With the many Supras in attendance at the annual Supras Invade Las Vegas event, this chrome beauty really stood out. Aside from the fact that we got a tan standing next to the custom paint reflecting the desert sun, it really caught our attention because it epitomizes the ultimate street car. This daily driver not only is a commuter (70 miles a day) but it has the awards of a show car (15 trophies, count 'em) and the track slips of a race car (two-time consecutive winner of Hawaii's fastest import street car shootout). Not to mention we give props to any enthusiast willing to ship his car out from Hawaii and then make the four-hour drive to the show. That is love.

Cedric, not The Entertainer but yet still entertaining, Smith has a long history with Supras. Having previously built, raced and owned a 1993; 1994; and 1997 676-rwhp, six-speed Supra, he was not new to the scene when he picked up this 1997 automatic Supra from a friend in New Mexico (a surprise find on eBay no less).

Cedric has been racing in Hawaii over six years and over the last five his cars have consistently been winning car shows. Other than his Supra he terrorizes Oahu with his 1997 BMW 540 and 2000 Suzuki Vitara. No other Supra in Hawaii has won as many car shows or fastest street car shootouts. This car, which took one year to build and a whopping $45,000, truly is to be feared on the island. Although Cedric shows the car, he maintains that it "was purpose-built to be a very fast and capable street car." On this Supra you notice the many custom items that reflects Cedric's approach of trying "to be the first to do and try new things" with his vehicles.

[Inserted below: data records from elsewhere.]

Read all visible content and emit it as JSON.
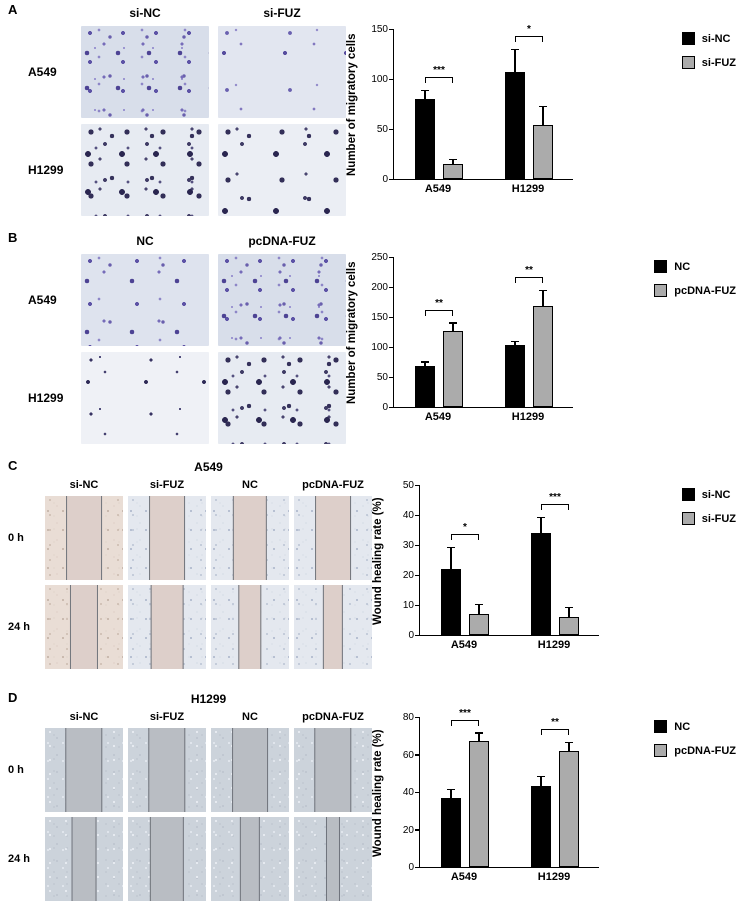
{
  "figure": {
    "panels": [
      {
        "label": "A",
        "col_labels": [
          "si-NC",
          "si-FUZ"
        ],
        "row_labels": [
          "A549",
          "H1299"
        ]
      },
      {
        "label": "B",
        "col_labels": [
          "NC",
          "pcDNA-FUZ"
        ],
        "row_labels": [
          "A549",
          "H1299"
        ]
      },
      {
        "label": "C",
        "title": "A549",
        "col_labels": [
          "si-NC",
          "si-FUZ",
          "NC",
          "pcDNA-FUZ"
        ],
        "row_labels": [
          "0 h",
          "24 h"
        ]
      },
      {
        "label": "D",
        "title": "H1299",
        "col_labels": [
          "si-NC",
          "si-FUZ",
          "NC",
          "pcDNA-FUZ"
        ],
        "row_labels": [
          "0 h",
          "24 h"
        ]
      }
    ]
  },
  "chart_data": [
    {
      "type": "bar",
      "title": "",
      "ylabel": "Number of migratory cells",
      "ylim": [
        0,
        150
      ],
      "yticks": [
        0,
        50,
        100,
        150
      ],
      "categories": [
        "A549",
        "H1299"
      ],
      "series": [
        {
          "name": "si-NC",
          "color": "#000000",
          "values": [
            80,
            107
          ],
          "errors": [
            8,
            22
          ]
        },
        {
          "name": "si-FUZ",
          "color": "#ababab",
          "values": [
            15,
            54
          ],
          "errors": [
            4,
            18
          ]
        }
      ],
      "annotations": [
        {
          "category": "A549",
          "label": "***"
        },
        {
          "category": "H1299",
          "label": "*"
        }
      ],
      "legend_position": "right"
    },
    {
      "type": "bar",
      "title": "",
      "ylabel": "Number of migratory cells",
      "ylim": [
        0,
        250
      ],
      "yticks": [
        0,
        50,
        100,
        150,
        200,
        250
      ],
      "categories": [
        "A549",
        "H1299"
      ],
      "series": [
        {
          "name": "NC",
          "color": "#000000",
          "values": [
            68,
            103
          ],
          "errors": [
            6,
            5
          ]
        },
        {
          "name": "pcDNA-FUZ",
          "color": "#ababab",
          "values": [
            127,
            168
          ],
          "errors": [
            12,
            25
          ]
        }
      ],
      "annotations": [
        {
          "category": "A549",
          "label": "**"
        },
        {
          "category": "H1299",
          "label": "**"
        }
      ],
      "legend_position": "right"
    },
    {
      "type": "bar",
      "title": "",
      "ylabel": "Wound healing rate (%)",
      "ylim": [
        0,
        50
      ],
      "yticks": [
        0,
        10,
        20,
        30,
        40,
        50
      ],
      "categories": [
        "A549",
        "H1299"
      ],
      "series": [
        {
          "name": "si-NC",
          "color": "#000000",
          "values": [
            22,
            34
          ],
          "errors": [
            7,
            5
          ]
        },
        {
          "name": "si-FUZ",
          "color": "#ababab",
          "values": [
            7,
            6
          ],
          "errors": [
            3,
            3
          ]
        }
      ],
      "annotations": [
        {
          "category": "A549",
          "label": "*"
        },
        {
          "category": "H1299",
          "label": "***"
        }
      ],
      "legend_position": "right"
    },
    {
      "type": "bar",
      "title": "",
      "ylabel": "Wound healing rate (%)",
      "ylim": [
        0,
        80
      ],
      "yticks": [
        0,
        20,
        40,
        60,
        80
      ],
      "categories": [
        "A549",
        "H1299"
      ],
      "series": [
        {
          "name": "NC",
          "color": "#000000",
          "values": [
            37,
            43
          ],
          "errors": [
            4,
            5
          ]
        },
        {
          "name": "pcDNA-FUZ",
          "color": "#ababab",
          "values": [
            67,
            62
          ],
          "errors": [
            4,
            4
          ]
        }
      ],
      "annotations": [
        {
          "category": "A549",
          "label": "***"
        },
        {
          "category": "H1299",
          "label": "**"
        }
      ],
      "legend_position": "right"
    }
  ]
}
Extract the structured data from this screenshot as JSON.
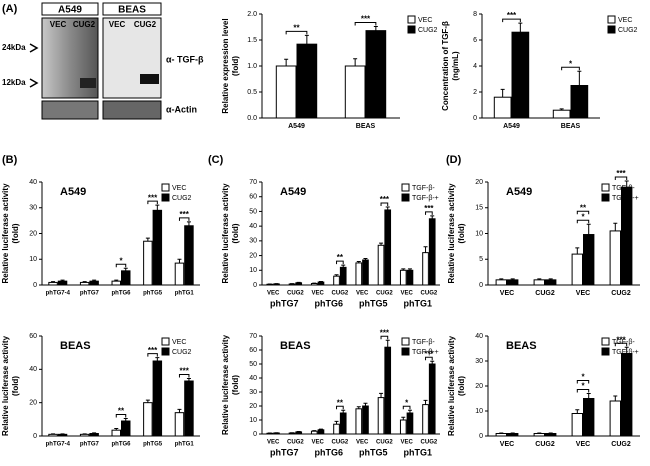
{
  "panels": [
    "(A)",
    "(B)",
    "(C)",
    "(D)"
  ],
  "blot": {
    "cells": [
      "A549",
      "BEAS"
    ],
    "lanes": [
      "VEC",
      "CUG2",
      "VEC",
      "CUG2"
    ],
    "markers": [
      "24kDa",
      "12kDa"
    ],
    "antibodies": [
      "α- TGF-β",
      "α-Actin"
    ]
  },
  "chart_data": [
    {
      "type": "bar",
      "ylabel": [
        "Relative expression level",
        "(fold)"
      ],
      "categories": [
        "A549",
        "BEAS"
      ],
      "ylim": [
        0,
        2
      ],
      "yticks": [
        {
          "value": 0,
          "label": "0.0"
        },
        {
          "value": 0.5,
          "label": "0.5"
        },
        {
          "value": 1,
          "label": "1.0"
        },
        {
          "value": 1.5,
          "label": "1.5"
        },
        {
          "value": 2,
          "label": "2.0"
        }
      ],
      "legend": "outside right",
      "series": [
        {
          "name": "VEC",
          "color": "#ffffff",
          "values": [
            1.0,
            1.0
          ],
          "errors": [
            0.13,
            0.14
          ]
        },
        {
          "name": "CUG2",
          "color": "#000000",
          "values": [
            1.42,
            1.68
          ],
          "errors": [
            0.17,
            0.08
          ]
        }
      ],
      "annotations": [
        {
          "text": "**",
          "category": 0
        },
        {
          "text": "***",
          "category": 1
        }
      ]
    },
    {
      "type": "bar",
      "ylabel": [
        "Concentration of TGF-β",
        "(ng/mL)"
      ],
      "categories": [
        "A549",
        "BEAS"
      ],
      "ylim": [
        0,
        8
      ],
      "yticks": [
        0,
        2,
        4,
        6,
        8
      ],
      "legend": "outside right",
      "series": [
        {
          "name": "VEC",
          "color": "#ffffff",
          "values": [
            1.6,
            0.6
          ],
          "errors": [
            0.6,
            0.1
          ]
        },
        {
          "name": "CUG2",
          "color": "#000000",
          "values": [
            6.6,
            2.5
          ],
          "errors": [
            0.7,
            1.1
          ]
        }
      ],
      "annotations": [
        {
          "text": "***",
          "category": 0
        },
        {
          "text": "*",
          "category": 1
        }
      ]
    },
    {
      "type": "bar",
      "title": "A549",
      "ylabel": [
        "Relative luciferase activity",
        "(fold)"
      ],
      "categories": [
        "phTG7-4",
        "phTG7",
        "phTG6",
        "phTG5",
        "phTG1"
      ],
      "ylim": [
        0,
        40
      ],
      "yticks": [
        0,
        10,
        20,
        30,
        40
      ],
      "legend": "upper right",
      "series": [
        {
          "name": "VEC",
          "color": "#ffffff",
          "values": [
            1,
            1,
            1.5,
            17,
            8.5
          ],
          "errors": [
            0.3,
            0.3,
            0.4,
            1.2,
            1.5
          ]
        },
        {
          "name": "CUG2",
          "color": "#000000",
          "values": [
            1.5,
            1.5,
            5.5,
            29,
            23
          ],
          "errors": [
            0.4,
            0.4,
            1,
            2,
            1.5
          ]
        }
      ],
      "annotations": [
        {
          "text": "*",
          "category": 2
        },
        {
          "text": "***",
          "category": 3
        },
        {
          "text": "***",
          "category": 4
        }
      ]
    },
    {
      "type": "bar",
      "title": "BEAS",
      "ylabel": [
        "Relative luciferase activity",
        "(fold)"
      ],
      "categories": [
        "phTG7-4",
        "phTG7",
        "phTG6",
        "phTG5",
        "phTG1"
      ],
      "ylim": [
        0,
        60
      ],
      "yticks": [
        0,
        20,
        40,
        60
      ],
      "legend": "upper right",
      "series": [
        {
          "name": "VEC",
          "color": "#ffffff",
          "values": [
            1,
            1,
            3.5,
            20,
            14
          ],
          "errors": [
            0.3,
            0.3,
            1,
            1.5,
            2
          ]
        },
        {
          "name": "CUG2",
          "color": "#000000",
          "values": [
            1,
            1.5,
            9,
            45,
            33
          ],
          "errors": [
            0.3,
            0.4,
            1.5,
            2,
            1.5
          ]
        }
      ],
      "annotations": [
        {
          "text": "**",
          "category": 2
        },
        {
          "text": "***",
          "category": 3
        },
        {
          "text": "***",
          "category": 4
        }
      ]
    },
    {
      "type": "bar",
      "title": "A549",
      "ylabel": [
        "Relative luciferase activity",
        "(fold)"
      ],
      "categories": [
        "VEC",
        "CUG2",
        "VEC",
        "CUG2",
        "VEC",
        "CUG2",
        "VEC",
        "CUG2"
      ],
      "groups": [
        "phTG7",
        "phTG6",
        "phTG5",
        "phTG1"
      ],
      "ylim": [
        0,
        70
      ],
      "yticks": [
        0,
        10,
        20,
        30,
        40,
        50,
        60,
        70
      ],
      "legend": "upper right",
      "series": [
        {
          "name": "TGF-β-",
          "color": "#ffffff",
          "values": [
            0.5,
            0.7,
            1,
            6,
            15,
            27,
            10,
            22
          ],
          "errors": [
            0.2,
            0.2,
            0.3,
            1,
            1,
            1.5,
            1,
            4
          ]
        },
        {
          "name": "TGF-β-+",
          "color": "#000000",
          "values": [
            0.7,
            1.5,
            2,
            12,
            17,
            51,
            10,
            45
          ],
          "errors": [
            0.2,
            0.3,
            0.4,
            1.5,
            1,
            2,
            1,
            2
          ]
        }
      ],
      "annotations": [
        {
          "text": "**",
          "category": 3
        },
        {
          "text": "***",
          "category": 5
        },
        {
          "text": "***",
          "category": 7
        }
      ]
    },
    {
      "type": "bar",
      "title": "BEAS",
      "ylabel": [
        "Relative luciferase activity",
        "(fold)"
      ],
      "categories": [
        "VEC",
        "CUG2",
        "VEC",
        "CUG2",
        "VEC",
        "CUG2",
        "VEC",
        "CUG2"
      ],
      "groups": [
        "phTG7",
        "phTG6",
        "phTG5",
        "phTG1"
      ],
      "ylim": [
        0,
        70
      ],
      "yticks": [
        0,
        10,
        20,
        30,
        40,
        50,
        60,
        70
      ],
      "legend": "upper right",
      "series": [
        {
          "name": "TGF-β-",
          "color": "#ffffff",
          "values": [
            0.5,
            0.7,
            2,
            7,
            18,
            26,
            10,
            21
          ],
          "errors": [
            0.2,
            0.2,
            0.4,
            2,
            1.5,
            3,
            2,
            3
          ]
        },
        {
          "name": "TGF-β-+",
          "color": "#000000",
          "values": [
            0.7,
            1.5,
            3,
            15,
            20,
            62,
            15,
            50
          ],
          "errors": [
            0.2,
            0.3,
            0.5,
            2,
            2,
            5,
            2,
            2
          ]
        }
      ],
      "annotations": [
        {
          "text": "**",
          "category": 3
        },
        {
          "text": "***",
          "category": 5
        },
        {
          "text": "*",
          "category": 6
        },
        {
          "text": "***",
          "category": 7
        }
      ]
    },
    {
      "type": "bar",
      "title": "A549",
      "ylabel": [
        "Relative luciferase activity",
        "(fold)"
      ],
      "categories": [
        "VEC",
        "CUG2",
        "VEC",
        "CUG2"
      ],
      "ylim": [
        0,
        20
      ],
      "yticks": [
        0,
        5,
        10,
        15,
        20
      ],
      "legend": "upper right",
      "series": [
        {
          "name": "TGF-β-",
          "color": "#ffffff",
          "values": [
            1,
            1,
            6,
            10.5
          ],
          "errors": [
            0.2,
            0.2,
            1.2,
            1.5
          ]
        },
        {
          "name": "TGF-β-+",
          "color": "#000000",
          "values": [
            1,
            1,
            9.8,
            19
          ],
          "errors": [
            0.2,
            0.2,
            2,
            1.2
          ]
        }
      ],
      "annotations": [
        {
          "text": "*",
          "category": 2
        },
        {
          "text": "**",
          "category": 2
        },
        {
          "text": "***",
          "category": 3
        }
      ]
    },
    {
      "type": "bar",
      "title": "BEAS",
      "ylabel": [
        "Relative luciferase activity",
        "(fold)"
      ],
      "categories": [
        "VEC",
        "CUG2",
        "VEC",
        "CUG2"
      ],
      "ylim": [
        0,
        40
      ],
      "yticks": [
        0,
        10,
        20,
        30,
        40
      ],
      "legend": "upper right",
      "series": [
        {
          "name": "TGF-β-",
          "color": "#ffffff",
          "values": [
            1,
            1,
            9,
            14
          ],
          "errors": [
            0.2,
            0.2,
            1.5,
            2
          ]
        },
        {
          "name": "TGF-β-+",
          "color": "#000000",
          "values": [
            1,
            1,
            15,
            33
          ],
          "errors": [
            0.2,
            0.2,
            2,
            2.5
          ]
        }
      ],
      "annotations": [
        {
          "text": "*",
          "category": 2
        },
        {
          "text": "*",
          "category": 2
        },
        {
          "text": "***",
          "category": 3
        }
      ]
    }
  ]
}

Now, putting down 10.92-second e.t.s at 131 mph requires a lot of engine oomph, even for a turbo Supra. Stopping off at his local McCully 76 Station in Honolulu, Hawaii, Cedric wanted to ensure the 2JZ powerplant would withstand the rigors of extreme boosted duty. For this he called upon Snyders in Honolulu to perform the precision machine work on the bottom end. Cedric felt that the factory crankshaft was stout enough to handle the 700-plus horsepower he planned on generating but before it would make its way into the bottom end it received some massaging via micro-polishing and high-speed balancing. Once all the machine work was completed, Heath Kobatake at McCully assembled the engine using forged 8.0:1 Wiseco pistons mounted on factory connecting rods.

Once the bottom end was buttoned up, Cedric concentrated on improving the flow into the combustion chambers. The head was left unported but the upgraded valve train from Crower (springs and titanium retainers) help keep the factory tightly shut for better compression. Orchestrating the valve train movements are a pair of HKS 264-degree bumpsticks. The largest gain in performance came from a Sound Performance single-turbo upgrade he uprooted from his previously owned six-speed. A stainless steel RPS tubular manifold collects the spent gases and directs them into an SP67 turbocharger. Once the spent gases are done spinning the Q-trim turbine wheel a 3.5-inch RPS downpipe expedites the exhaust through a custom fabricated 3.5-inch exhaust system that gets muffled through a Blitz canister before exiting out of the rear.